Peduli Perkembangan Prilaku Prososial Anak, Prodi PG-PAUD Gelar Seminar Online



Kuningan, UMPKnews -- Di tengah kondisi pandemi Covid-19, Program Studi Pendidikan Guru Pendidikan Anak Usia Dini (PG-PAUD) STKIP Muhammadiyah Kuningan terus berupaya melaksanakan segala aktivitas akademik tanpa harus bertatap muka secara langsung.

Melalui aplikasi Zoom Prodi PG-PAUD menggelar Seminar Online (dalam jaringan) pada hari Rabu (22/4/2020) kemarin, dengan mengusung tema "Layanan Bimbingan Konseling Dengan Teknik Biblioterapi Untuk Meningkatkan Prilaku Prososial Anak".

Seminar yang rutin dilaksanakan setiap bulan oleh Prodi PAUD ini dihadiri antusias peserta baik dosen, guru, mahasiswa, bahkan tidak sedikit juga para praktisi bimbingan konseling (counselor) ikut gabung dalam seminar online tersebut.

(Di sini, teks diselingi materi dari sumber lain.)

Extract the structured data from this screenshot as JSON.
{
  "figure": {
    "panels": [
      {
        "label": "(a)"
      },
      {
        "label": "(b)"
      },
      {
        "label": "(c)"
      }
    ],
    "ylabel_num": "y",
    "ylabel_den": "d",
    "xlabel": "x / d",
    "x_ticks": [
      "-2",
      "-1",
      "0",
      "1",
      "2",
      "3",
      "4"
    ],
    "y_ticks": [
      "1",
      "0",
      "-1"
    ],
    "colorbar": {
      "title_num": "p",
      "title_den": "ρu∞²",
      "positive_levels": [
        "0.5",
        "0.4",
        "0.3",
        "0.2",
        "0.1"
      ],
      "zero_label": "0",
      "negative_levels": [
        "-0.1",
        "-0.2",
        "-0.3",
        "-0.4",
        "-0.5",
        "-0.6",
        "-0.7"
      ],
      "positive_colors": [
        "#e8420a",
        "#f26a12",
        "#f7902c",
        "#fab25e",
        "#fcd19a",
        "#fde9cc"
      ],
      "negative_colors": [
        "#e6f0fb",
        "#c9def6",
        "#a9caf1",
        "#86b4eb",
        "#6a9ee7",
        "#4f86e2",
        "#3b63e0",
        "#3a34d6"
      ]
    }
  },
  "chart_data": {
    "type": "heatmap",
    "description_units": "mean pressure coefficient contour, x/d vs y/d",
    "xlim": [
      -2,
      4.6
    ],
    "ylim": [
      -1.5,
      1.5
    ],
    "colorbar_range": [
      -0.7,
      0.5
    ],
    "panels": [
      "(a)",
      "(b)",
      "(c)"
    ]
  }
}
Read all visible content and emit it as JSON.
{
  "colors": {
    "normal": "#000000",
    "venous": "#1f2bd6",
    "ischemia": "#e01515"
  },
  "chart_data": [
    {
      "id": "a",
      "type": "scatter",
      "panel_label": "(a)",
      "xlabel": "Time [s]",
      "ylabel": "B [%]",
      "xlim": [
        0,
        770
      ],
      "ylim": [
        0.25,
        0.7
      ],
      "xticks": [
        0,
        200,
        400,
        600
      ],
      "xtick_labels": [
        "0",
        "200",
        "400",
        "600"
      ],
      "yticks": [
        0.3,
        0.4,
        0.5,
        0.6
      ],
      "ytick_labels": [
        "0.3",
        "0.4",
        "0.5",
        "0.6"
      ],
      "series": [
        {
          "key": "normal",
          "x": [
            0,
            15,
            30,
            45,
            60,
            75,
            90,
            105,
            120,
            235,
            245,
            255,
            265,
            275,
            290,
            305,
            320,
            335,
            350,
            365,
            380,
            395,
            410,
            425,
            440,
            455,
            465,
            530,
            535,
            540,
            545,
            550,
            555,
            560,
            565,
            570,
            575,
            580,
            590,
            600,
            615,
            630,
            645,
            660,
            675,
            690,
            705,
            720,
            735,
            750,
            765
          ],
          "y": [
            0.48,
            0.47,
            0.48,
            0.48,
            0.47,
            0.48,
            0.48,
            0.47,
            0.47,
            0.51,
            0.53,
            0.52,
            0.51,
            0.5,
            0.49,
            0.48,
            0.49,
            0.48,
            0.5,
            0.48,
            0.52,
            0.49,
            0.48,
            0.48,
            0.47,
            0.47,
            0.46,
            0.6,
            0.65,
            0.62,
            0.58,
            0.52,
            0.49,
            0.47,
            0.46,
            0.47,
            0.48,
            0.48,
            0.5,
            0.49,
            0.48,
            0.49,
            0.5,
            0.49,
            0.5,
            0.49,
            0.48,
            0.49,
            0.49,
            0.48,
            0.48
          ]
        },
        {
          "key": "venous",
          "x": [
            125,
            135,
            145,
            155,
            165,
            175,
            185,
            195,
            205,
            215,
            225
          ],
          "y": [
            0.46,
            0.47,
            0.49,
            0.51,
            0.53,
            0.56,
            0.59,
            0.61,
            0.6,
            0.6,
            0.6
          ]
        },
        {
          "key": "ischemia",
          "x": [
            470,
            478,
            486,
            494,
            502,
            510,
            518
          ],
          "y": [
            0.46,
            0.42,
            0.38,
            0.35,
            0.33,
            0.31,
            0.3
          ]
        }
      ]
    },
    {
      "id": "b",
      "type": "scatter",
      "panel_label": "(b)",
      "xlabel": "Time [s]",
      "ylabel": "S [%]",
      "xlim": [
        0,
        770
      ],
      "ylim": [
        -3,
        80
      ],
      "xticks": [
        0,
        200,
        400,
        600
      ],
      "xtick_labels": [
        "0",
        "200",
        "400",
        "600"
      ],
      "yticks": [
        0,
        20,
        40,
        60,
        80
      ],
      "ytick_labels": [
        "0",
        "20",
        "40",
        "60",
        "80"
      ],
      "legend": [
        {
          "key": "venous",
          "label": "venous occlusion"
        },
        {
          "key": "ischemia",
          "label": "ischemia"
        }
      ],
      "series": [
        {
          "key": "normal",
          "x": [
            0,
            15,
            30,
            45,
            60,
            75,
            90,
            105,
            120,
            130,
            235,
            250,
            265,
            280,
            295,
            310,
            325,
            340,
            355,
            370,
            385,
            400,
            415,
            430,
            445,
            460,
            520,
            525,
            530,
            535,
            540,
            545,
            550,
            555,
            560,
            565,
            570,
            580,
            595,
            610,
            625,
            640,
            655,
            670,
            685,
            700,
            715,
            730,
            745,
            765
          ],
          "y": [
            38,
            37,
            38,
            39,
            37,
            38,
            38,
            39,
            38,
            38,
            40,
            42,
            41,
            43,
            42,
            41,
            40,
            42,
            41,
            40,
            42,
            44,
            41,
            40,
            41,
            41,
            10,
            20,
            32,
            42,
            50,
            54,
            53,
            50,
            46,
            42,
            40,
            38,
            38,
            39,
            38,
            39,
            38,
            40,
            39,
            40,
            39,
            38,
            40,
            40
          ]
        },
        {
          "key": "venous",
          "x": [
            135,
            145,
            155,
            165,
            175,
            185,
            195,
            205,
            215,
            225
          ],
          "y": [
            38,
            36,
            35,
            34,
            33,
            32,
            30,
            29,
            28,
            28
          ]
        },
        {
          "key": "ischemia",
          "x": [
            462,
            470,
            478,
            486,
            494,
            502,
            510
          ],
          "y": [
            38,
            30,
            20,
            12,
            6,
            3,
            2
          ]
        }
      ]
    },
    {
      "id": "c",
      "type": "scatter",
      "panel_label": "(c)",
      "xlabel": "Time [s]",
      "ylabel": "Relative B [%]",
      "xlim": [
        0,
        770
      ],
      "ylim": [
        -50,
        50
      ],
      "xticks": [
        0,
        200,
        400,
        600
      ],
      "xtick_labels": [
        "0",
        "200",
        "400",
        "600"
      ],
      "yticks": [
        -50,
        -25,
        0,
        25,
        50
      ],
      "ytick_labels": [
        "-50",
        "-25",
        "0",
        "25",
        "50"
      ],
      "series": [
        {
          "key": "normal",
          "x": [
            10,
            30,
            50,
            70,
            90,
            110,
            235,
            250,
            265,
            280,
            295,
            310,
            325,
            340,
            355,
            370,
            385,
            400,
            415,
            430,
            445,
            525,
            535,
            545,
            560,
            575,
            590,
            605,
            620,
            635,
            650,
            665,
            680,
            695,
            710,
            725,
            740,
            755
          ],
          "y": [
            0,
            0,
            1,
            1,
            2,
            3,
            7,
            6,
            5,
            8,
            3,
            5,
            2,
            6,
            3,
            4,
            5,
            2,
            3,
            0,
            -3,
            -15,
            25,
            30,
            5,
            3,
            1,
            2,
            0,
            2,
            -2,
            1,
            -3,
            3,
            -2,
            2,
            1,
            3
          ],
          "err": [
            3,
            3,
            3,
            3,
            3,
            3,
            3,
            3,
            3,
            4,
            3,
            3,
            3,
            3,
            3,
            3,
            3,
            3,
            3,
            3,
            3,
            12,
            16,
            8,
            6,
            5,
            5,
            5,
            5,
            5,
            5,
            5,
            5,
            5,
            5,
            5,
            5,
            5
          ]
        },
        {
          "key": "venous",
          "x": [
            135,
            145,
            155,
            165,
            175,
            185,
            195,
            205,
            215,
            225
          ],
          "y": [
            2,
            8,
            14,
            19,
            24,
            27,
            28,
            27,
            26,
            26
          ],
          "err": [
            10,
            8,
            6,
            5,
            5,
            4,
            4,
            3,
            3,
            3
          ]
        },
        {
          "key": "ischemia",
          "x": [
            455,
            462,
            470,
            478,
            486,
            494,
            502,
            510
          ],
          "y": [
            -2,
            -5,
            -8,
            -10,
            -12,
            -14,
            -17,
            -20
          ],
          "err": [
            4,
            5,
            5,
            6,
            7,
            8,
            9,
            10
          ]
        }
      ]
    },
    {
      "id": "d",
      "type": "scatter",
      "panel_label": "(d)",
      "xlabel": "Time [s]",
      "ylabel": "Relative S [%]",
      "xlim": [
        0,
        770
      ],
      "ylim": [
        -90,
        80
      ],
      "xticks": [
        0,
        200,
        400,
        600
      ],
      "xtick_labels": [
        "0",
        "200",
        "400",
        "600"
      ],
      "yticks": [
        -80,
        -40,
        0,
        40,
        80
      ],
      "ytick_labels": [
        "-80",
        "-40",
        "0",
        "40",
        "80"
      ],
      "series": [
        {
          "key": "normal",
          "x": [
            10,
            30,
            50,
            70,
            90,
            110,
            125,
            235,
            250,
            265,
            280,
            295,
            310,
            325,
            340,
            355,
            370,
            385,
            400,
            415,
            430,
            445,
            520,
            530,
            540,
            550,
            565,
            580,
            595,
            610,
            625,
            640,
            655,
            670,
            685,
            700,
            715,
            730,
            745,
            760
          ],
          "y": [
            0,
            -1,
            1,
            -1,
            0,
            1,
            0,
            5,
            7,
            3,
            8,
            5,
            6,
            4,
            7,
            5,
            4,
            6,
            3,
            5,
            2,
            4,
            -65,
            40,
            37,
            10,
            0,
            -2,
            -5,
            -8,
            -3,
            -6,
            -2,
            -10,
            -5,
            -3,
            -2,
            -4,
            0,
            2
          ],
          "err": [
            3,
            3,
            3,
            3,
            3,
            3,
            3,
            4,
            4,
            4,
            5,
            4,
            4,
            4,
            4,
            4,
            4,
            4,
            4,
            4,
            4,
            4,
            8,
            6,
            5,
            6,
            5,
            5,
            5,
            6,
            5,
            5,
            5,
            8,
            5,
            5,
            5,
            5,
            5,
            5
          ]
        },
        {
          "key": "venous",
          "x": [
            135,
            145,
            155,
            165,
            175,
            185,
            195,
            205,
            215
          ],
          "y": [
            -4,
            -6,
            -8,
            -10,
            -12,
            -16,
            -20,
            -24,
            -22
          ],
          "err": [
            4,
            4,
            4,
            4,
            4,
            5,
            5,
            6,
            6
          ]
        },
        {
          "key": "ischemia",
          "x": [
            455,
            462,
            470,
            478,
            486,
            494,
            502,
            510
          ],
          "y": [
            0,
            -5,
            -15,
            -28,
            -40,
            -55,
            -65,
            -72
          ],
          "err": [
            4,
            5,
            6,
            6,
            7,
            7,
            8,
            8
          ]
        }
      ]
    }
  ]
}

Chitra Charisma Islami, M.Pd Dosen PAUD STKIP Muhammadiyah Kuningan, yang menjadi narasumber dalam seminar daring tersebut menjelaskan, bahwa bimbingan konseling pada anak usia dini dapat diartikan sebagai proses pemberian bantuan kepada anak usia dini yang dilakukan oleh pendidik (guru atau pembimbing), agar anak dapat tumbuh dan berkembang secara optimal serta miliki kemampuan mengatasi atau menyelesaikan permasalahan-permasalahan yang dihadapinya.

Lebih lanjut Chitra menegaskan bahwa pendekatan biblioterapi ini sebagai upaya psikoterapi melalui bahan bacaan untuk membantu anak yang mengalami permasalahan personal, sehingga dengan terapi tersebut dapat membantu perkembangan kognitif dan prilaku anak, dengan tidak mengenyampingkan tahapan dari BK tersebut seperti, identifikasi masalah, analisis data, diagnosis, prignosis, pelaksanaan bantuan serta penilaian dan tindak lanjut.

Erik, M.Pd selaku Ketua Prodi PG-PAUD menambahkan, "melalui seminar virtual ini, memberikan wawasan kepada mahasiswa atau guru dalam mewujudkan tujuan bimbingan dan konseling di TK, semoga dengan pendekatan direct behavior consultation mampu tingkatkan prilaku prososial anak lebih baik", ungkap Erik, Rabu (22/4/2020).